> I love the idea of providing the cache with an event model, so that
> you can fire events that invalidate the parts of the cache that are
> listening for them. I haven't ever seen that before, but then again I
> don't get out much. Is it derived from some other system/language?
>
> The caches I've used and built are of the stock squid or apc
> variety--they check on load to see if the cache is valid, and recreate
> it if necessary. Call it "pull". What you propose (in part) is "push":
> mark the cache as expired at action time, so that when a subsequent
> request gets around to reading out the cached value it can already be
> regenerated and ready to go.
>
So this is basically the "perfect" cache.  Items are cached "forever"
until invalidated.  Easier to achieve with data sources that don't
depend on many variables (basically static data coming from a
database, an article, a block, data appropriate for everyone vs. user
specific data) with basically a publish methodology and file cache and
a mechanism to flush.  Much more difficult for the variants.

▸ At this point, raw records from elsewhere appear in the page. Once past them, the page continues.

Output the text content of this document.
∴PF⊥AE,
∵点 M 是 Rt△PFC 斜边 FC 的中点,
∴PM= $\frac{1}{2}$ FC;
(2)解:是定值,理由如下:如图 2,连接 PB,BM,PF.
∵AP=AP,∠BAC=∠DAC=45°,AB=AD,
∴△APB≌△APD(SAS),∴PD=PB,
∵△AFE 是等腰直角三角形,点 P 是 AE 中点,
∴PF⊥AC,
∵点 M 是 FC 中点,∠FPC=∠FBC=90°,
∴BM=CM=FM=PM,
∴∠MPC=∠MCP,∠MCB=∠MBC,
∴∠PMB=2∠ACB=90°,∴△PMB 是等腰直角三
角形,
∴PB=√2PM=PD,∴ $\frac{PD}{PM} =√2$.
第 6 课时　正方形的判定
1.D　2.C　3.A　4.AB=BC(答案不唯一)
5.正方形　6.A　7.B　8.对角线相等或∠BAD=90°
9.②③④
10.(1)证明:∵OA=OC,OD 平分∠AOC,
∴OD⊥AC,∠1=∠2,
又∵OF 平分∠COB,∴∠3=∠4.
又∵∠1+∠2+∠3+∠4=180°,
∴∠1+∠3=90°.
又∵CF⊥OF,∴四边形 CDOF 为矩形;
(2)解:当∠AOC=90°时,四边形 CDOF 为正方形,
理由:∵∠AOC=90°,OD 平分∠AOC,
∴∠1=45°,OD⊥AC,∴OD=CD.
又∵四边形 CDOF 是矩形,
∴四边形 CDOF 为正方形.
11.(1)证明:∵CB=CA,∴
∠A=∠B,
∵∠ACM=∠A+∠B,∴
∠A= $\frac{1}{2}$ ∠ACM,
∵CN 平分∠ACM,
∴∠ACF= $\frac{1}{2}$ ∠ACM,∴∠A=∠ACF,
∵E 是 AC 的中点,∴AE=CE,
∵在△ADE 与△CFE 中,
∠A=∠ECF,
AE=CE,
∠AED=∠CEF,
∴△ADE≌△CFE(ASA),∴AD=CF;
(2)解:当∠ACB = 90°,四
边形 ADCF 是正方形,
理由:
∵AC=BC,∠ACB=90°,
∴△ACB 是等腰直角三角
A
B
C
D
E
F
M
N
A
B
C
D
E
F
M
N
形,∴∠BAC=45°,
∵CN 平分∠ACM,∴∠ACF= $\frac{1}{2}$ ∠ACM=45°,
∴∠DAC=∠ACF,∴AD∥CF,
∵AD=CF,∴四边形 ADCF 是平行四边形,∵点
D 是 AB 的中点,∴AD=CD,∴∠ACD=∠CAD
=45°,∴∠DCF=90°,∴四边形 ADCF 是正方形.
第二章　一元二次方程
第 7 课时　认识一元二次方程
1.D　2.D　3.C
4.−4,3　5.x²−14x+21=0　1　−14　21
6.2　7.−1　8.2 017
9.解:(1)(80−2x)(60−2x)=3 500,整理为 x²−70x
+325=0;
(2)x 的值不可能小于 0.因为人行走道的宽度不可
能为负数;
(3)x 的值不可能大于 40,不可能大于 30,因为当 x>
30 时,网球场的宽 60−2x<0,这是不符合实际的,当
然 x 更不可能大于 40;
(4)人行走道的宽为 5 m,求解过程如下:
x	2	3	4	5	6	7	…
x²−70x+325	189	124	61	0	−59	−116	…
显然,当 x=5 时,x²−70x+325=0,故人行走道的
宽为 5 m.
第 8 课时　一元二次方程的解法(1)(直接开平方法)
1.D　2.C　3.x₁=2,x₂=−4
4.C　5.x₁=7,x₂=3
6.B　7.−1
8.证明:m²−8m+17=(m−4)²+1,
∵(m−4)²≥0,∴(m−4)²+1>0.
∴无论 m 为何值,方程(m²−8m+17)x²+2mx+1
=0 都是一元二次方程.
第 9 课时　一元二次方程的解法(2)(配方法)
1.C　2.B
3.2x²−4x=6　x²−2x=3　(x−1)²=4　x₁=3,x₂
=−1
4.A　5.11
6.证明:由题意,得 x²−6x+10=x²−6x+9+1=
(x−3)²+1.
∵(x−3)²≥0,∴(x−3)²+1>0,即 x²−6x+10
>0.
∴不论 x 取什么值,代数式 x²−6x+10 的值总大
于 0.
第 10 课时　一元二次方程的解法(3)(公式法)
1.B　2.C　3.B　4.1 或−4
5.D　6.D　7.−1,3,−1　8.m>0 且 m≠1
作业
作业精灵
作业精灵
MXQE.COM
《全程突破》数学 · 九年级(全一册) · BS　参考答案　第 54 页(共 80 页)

We've done alot of work on this at Y! and unfortunately it is tailored
a little too much to our environment to be useful to others.  A lot of
effort went into invalidating not only the file cache but the squid
layers as well, on box CPU usage as well as network performance.  A
drop-in technique for the popular frameworks out there would be an
awesome invention.

With anything else, you need to weight whether or not you need it and
if it is worth the overhead of implementing it.